Days From Shutdown Deadline, Congress Races To Pass Temporary Government Funding Bill
House lawmakers have introduced a temporary funding measure to thwart another government shutdown, with hopes to move the legislation to the Senate and the president’s desk before federal agencies run out of money at midnight on Thursday.
The legislative measure, known as a continuing resolution, or CR, will fund the government through Dec. 20. This would mark the second continuing resolution to take effect since the fiscal year began Oct. 1.
The move comes days after the chairs of Senate and House Appropriations committees met with House Speaker Nancy Pelosi, D-Calif. Treasury Secretary Steven Mnuchin also attended the Capitol Hill meeting Thursday, with Sen. Richard Shelby, R-Ala., the chairman of the Senate Appropriations Committee, and Rep. Nita Lowey, D-N.Y., chairwoman of the House Appropriations Committee.
“With a government shutdown deadline just days away, this continuing resolution is necessary to keep government open as we work towards completing the appropriations process,” Lowey said in a written statement Monday after introducing the bill.
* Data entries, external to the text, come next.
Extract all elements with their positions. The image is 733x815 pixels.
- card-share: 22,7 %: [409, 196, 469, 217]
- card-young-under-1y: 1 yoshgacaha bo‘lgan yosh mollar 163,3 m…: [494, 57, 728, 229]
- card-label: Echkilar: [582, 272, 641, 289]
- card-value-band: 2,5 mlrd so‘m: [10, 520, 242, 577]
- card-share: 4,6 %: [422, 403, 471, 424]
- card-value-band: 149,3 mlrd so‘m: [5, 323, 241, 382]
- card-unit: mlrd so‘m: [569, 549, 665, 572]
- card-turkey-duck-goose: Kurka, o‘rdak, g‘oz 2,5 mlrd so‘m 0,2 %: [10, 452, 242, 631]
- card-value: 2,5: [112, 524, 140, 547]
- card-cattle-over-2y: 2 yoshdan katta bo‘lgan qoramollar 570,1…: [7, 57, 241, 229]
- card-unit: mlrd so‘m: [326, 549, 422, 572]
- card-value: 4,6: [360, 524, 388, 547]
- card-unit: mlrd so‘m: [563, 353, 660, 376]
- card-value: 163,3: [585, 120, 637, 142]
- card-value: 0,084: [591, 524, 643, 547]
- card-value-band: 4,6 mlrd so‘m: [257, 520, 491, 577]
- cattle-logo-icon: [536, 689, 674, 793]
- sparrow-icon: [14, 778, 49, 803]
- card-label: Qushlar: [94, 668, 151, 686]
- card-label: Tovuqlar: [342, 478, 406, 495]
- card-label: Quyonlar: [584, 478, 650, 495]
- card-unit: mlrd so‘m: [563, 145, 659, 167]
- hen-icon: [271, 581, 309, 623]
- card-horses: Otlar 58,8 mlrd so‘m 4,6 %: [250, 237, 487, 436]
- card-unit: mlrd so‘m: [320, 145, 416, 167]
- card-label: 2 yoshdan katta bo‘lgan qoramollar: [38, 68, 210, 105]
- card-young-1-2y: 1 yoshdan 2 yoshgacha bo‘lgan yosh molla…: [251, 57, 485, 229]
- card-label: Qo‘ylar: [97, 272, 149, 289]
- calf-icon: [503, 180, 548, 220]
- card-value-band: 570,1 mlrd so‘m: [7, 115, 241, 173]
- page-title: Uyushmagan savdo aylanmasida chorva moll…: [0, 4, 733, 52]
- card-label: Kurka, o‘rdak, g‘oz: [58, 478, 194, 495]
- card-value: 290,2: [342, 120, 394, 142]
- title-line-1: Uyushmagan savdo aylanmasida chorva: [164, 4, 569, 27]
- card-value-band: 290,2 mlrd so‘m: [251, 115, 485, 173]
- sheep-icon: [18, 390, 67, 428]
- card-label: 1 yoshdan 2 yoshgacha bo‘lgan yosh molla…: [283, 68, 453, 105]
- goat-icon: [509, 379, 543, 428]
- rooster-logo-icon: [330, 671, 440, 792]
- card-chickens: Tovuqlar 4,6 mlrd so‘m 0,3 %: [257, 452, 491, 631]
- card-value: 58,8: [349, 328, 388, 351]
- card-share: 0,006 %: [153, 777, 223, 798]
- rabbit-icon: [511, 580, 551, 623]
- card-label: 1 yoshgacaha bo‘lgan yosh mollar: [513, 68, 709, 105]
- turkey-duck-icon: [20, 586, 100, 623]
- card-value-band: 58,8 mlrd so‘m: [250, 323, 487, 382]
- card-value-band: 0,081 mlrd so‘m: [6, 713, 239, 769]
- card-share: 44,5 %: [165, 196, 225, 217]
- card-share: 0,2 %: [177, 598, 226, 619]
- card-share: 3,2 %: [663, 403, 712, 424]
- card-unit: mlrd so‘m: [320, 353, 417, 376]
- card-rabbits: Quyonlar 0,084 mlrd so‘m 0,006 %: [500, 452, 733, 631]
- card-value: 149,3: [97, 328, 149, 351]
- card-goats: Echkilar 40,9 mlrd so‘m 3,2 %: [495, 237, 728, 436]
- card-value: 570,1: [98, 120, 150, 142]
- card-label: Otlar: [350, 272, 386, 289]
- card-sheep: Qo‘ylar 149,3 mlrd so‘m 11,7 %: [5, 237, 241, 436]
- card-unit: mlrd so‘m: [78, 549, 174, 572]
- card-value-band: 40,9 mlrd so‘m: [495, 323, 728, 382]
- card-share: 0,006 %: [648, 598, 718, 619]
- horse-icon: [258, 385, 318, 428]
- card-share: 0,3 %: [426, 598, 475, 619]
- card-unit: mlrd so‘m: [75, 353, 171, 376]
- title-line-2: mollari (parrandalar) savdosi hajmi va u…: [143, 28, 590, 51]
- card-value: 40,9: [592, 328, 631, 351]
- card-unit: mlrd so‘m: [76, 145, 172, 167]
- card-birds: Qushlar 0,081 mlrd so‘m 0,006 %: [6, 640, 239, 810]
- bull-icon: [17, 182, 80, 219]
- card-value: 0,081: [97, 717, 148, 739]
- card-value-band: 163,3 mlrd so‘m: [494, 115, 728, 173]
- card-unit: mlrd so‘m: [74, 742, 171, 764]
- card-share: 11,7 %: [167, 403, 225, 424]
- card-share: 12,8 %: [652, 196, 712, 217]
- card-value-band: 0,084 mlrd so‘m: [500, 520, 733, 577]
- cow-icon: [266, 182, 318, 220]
She said in addition to a funding extension for agencies, the bill also includes a 3.1% pay raise for the military and funding to support the 2020 census.
On Sept. 27, President Trump signed a short-term spending bill that extended funding for government agencies at 2019 levels until Nov. 21. The measure included some “anomalies,” or additional spending, for special programs such as the 2020 census.
Lawmakers had signed on to the temporary funding plan with hopes they could work out a permanent deal for the 2020 fiscal year by this week. However, the spending talks have been derailed by fights over border wall funding and the impeachment inquiry launched by House Democrats in late September.
The House is expected to pass the bill on Tuesday and send it to the Senate for approval in time to vote on it before the midnight Thursday deadline.
Some Democrats, such as Senate Minority Leader Chuck Schumer of New York, have suggested that Trump may refuse to sign the measure over the impeachment probe, which centers on claims that the president withheld nearly $400 million in U.S. assistance from Ukraine in exchange for political investigations.
However, some Republicans have dismissed the suggestion.
Rep. Mike Simpson, R-Idaho, a member of the House Appropriations Committee, said the continuing resolution should win Trump’s support. Simpson said that while the measure could also include a new round of anomalies, it should remain uncontroversial.
“Of course I think shutdowns are always a bad idea,” he said. But “it would be a bad idea for the president to not accept this,” he added. “It’s just a straight CR until the 20th.”
Still, appropriators remain unsure about whether they’ll be able to reach permanent 2020 spending deals on a dozen budget plans by Dec. 20. Some are already suggesting that additional continuing resolutions may be needed.
Last year, a breakdown in talks over funding for Trump’s border wall led to a 35-day government shutdown — the longest in U.S. history.